Long-Term Symptoms at an Unusual Scale
Perhaps the most distinctive feature of COVID-19 is the frequency with which it causes prolonged symptoms. While post-viral fatigue syndromes exist after other infections, including flu and mononucleosis, the sheer number of COVID survivors reporting persistent problems drew attention to what became known as long COVID. Symptoms lasting beyond 12 weeks, including fatigue, brain fog, shortness of breath, and heart palpitations, affected a substantial portion of those infected, including many with initially mild illness.

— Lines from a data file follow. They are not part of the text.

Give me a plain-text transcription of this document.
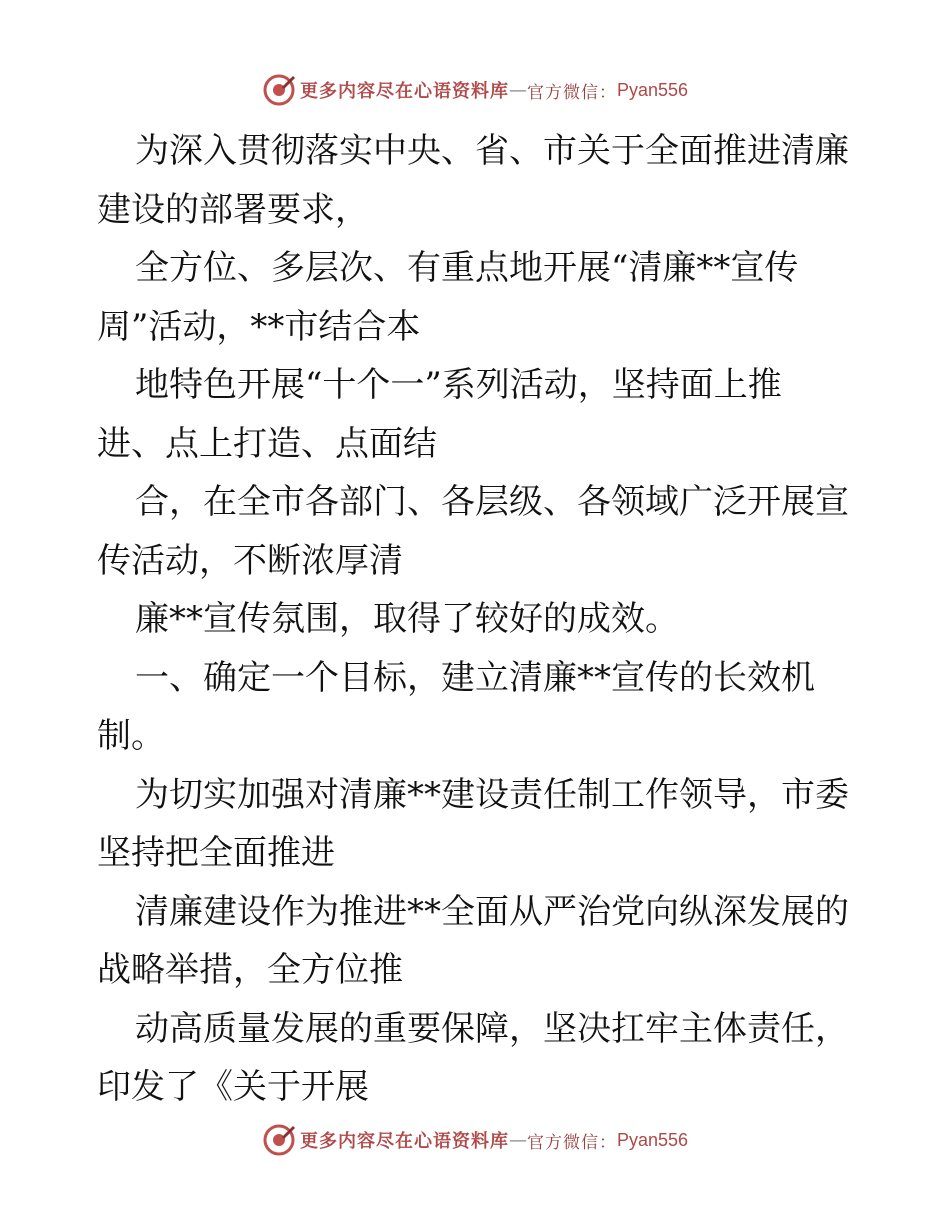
更多内容尽在心语资料库 — 官方微信： Pyan556

为深入贯彻落实中央、省、市关于全面推进清廉
建设的部署要求，

全方位、多层次、有重点地开展“清廉**宣传
周”活动，**市结合本

地特色开展“十个一”系列活动，坚持面上推
进、点上打造、点面结

合，在全市各部门、各层级、各领域广泛开展宣
传活动，不断浓厚清

廉**宣传氛围，取得了较好的成效。

一、确定一个目标，建立清廉**宣传的长效机
制。

为切实加强对清廉**建设责任制工作领导，市委
坚持把全面推进

清廉建设作为推进**全面从严治党向纵深发展的
战略举措，全方位推

动高质量发展的重要保障，坚决扛牢主体责任，
印发了《关于开展

更多内容尽在心语资料库 — 官方微信： Pyan556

The mechanisms likely tie back to several features already described: the virus’s ability to invade multiple organ systems, its disruption of normal immune signaling, and the widespread presence of ACE2 receptors in tissues beyond the lungs. Damage to blood vessel linings, persistent low-level inflammation, and possible viral reservoirs in tissues like the gut are all under investigation as explanations for why recovery from this particular virus takes so much longer than what most people experience after a typical respiratory infection.